The back streets on Akasaka hill were blacked out.  Street lamps were out, shop and apartment windows shuttered.  Yamada’s dim headlamps cut a narrow path through the dark. He followed on auto-pilot.

He prayed he’d make it out to the lights of Roppongidori before he was swallowed by the ungodly darkness that lurked in the seat behind him. Yamada slammed the gears into second and raced towards the lights of Roppongidori.

He had one thought in mind, “I’ve got to get her out of my cab, or I’ll burn in eternity.” 

Then the horror struck him, “The only way to get rid of her is to take her to her final destination.  Then she can return to the dead. And me to the living.”

He came to a stop at the first red light on Roppongidori. Street lamps bathed his taxi in brilliant florescent light.

“It’s now or never!” he muttered as he closed his eyes, turned his face up to the mirror, and forced them open. 

“Oh my God! No! It’s impossible! Raven black hair, translucent porcelain skin, blood red lips.  It is her!”
And now he was her prisoner.

Yamada turned on the radio.  The whining strains of Yukiguni came over the airwaves.  He turned it up full blast. 

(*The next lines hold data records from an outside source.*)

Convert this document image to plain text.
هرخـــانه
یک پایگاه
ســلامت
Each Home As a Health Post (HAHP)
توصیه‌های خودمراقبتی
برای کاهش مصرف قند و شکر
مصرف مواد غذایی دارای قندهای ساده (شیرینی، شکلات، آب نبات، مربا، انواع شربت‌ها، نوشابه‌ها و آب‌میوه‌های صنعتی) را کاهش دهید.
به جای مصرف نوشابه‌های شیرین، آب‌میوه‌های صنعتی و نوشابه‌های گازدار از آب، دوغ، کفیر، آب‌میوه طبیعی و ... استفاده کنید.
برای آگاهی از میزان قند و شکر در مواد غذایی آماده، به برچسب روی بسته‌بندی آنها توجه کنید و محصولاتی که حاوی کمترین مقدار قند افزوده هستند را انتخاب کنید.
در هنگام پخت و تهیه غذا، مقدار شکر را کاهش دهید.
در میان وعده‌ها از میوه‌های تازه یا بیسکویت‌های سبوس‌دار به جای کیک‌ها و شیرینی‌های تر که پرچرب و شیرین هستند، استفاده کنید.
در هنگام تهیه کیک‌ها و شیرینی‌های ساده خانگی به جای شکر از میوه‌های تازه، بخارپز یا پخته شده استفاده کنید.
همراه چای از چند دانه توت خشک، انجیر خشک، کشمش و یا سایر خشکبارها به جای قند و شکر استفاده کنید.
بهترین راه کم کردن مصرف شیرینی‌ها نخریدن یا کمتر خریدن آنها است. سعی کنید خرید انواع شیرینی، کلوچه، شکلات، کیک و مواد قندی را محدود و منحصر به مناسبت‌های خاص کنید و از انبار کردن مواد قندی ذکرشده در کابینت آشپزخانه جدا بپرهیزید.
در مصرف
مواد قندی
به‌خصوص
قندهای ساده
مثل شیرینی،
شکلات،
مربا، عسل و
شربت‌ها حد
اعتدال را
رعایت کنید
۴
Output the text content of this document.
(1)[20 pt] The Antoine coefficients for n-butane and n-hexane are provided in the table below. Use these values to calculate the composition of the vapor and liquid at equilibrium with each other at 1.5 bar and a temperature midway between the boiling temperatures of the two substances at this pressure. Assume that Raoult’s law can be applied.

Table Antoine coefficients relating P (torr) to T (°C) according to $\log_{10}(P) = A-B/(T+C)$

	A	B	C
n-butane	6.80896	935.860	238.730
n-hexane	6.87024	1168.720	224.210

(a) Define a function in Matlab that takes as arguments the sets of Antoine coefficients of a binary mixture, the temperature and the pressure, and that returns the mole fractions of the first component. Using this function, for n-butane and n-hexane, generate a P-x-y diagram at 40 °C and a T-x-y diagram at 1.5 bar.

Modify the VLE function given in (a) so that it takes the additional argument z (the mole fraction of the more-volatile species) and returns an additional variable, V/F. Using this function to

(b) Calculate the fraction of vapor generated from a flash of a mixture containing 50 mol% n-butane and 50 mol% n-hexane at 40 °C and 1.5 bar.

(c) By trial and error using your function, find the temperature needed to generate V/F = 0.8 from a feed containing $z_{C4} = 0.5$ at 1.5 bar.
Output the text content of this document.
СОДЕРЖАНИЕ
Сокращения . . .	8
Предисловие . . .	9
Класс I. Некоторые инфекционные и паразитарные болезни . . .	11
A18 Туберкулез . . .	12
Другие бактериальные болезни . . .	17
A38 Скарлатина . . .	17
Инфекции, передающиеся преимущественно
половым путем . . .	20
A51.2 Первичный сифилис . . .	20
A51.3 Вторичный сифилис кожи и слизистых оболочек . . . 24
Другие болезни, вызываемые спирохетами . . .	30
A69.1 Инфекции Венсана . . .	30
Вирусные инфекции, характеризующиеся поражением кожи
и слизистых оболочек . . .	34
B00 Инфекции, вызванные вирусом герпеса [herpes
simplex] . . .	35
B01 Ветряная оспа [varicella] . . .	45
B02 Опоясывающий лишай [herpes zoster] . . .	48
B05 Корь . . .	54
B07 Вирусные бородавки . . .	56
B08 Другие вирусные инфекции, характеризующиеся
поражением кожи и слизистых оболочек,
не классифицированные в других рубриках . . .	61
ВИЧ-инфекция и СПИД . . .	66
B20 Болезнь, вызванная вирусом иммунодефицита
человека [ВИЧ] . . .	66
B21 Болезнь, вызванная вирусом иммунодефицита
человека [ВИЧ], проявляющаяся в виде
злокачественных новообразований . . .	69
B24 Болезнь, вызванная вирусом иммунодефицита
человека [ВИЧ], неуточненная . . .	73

“Maybe the music will drive her spirit out of my car.” 

He dared to glance in the mirror again and saw her shadowy figure drop down right behind his seat. He raced for Aoyama like a mad man. No crash of speeding vehicles could be worse than the awesome presence lurking just behind his seat.

“Minami Aoyama, San-chome, here we come. The devil be damned!”

EARLY SUNDAY MORNING

Two detectives flashed their badges as they walked into the koban at Akasaka Go-chome. They addressed the young, overweight officer at the counter. 

“You busy? We have a few questions.”

Hattori stashed the pack of chips behind the log book and jumped to attention.

“No.  Uh, I mean yes, sir.  Officer Hattori at your service.”

“Hattori, did you receive any emergency calls last night?”

“No, sir.  Just the usual. A couple of drunken salarymen and a lost gaijin looking for the New Otani. It’s all here in my report.”

“Forget the report! A dismembered body was found in Aoyama Cemetery early this morning.  The only lead we have is an anonymous 110 call.”

“110? Aoyama? What’s that got to do with me, sir? This is Akasaka.”

“I know that, you idiot!  The caller said something about Akasaka Go-chome koban.”

“What about Akasaka Go-chome koban?  Sir?”

“We don’t know.  That’s what we want to ask you. There’s loud music in the background and the voice is too low.  All we could hear was this koban, something about a taxi… and a name.”

“My name?”

“No, damn it.  The name was Yamada. Kenichi Yamada.  Ever hear of him?”

“A taxi?  Kenichi Yamada?  Yes.  Pardon me, sir, but my father used to be at this koban, uh, twenty some years ago.”

“We’re talking about murder! No time for family stories. Get to the point, Hattori.”

“Well, sir, the point is, my father told me the most bizarre incident he’d ever seen was a grotesque murder.”

“What murder?”

“A hostess was picked up near here and taken to Aoyama Cemetery where she was murdered and chopped to pieces.”

“That cemetery’s a popular spot for murder.” 

“Yes, sir. Very popular. But you see, the weird thing is, the killer was identified as a taxi driver named Kenichi Yamada.”

“Really? Well a convicted murderer should be easy enough to find.”

“No, sir, I don’t think so.”

“What do you mean, you don’t think so?”

“Later the same night, my father was called to an accident in front of the shrine just around the corner from here.

“So, what’s the accident got to do with the murder?”

“A taxi had crashed into the Torii. When Dad got there, the car was on fire.”

“Yamada’s taxi?”

“That’s right. And Yamada was locked inside, pounding on the window, screaming.

“So, it was your father who arrested him!”

“No, sir. Before Dad could break the door open, Yamada’s body burst into flames.”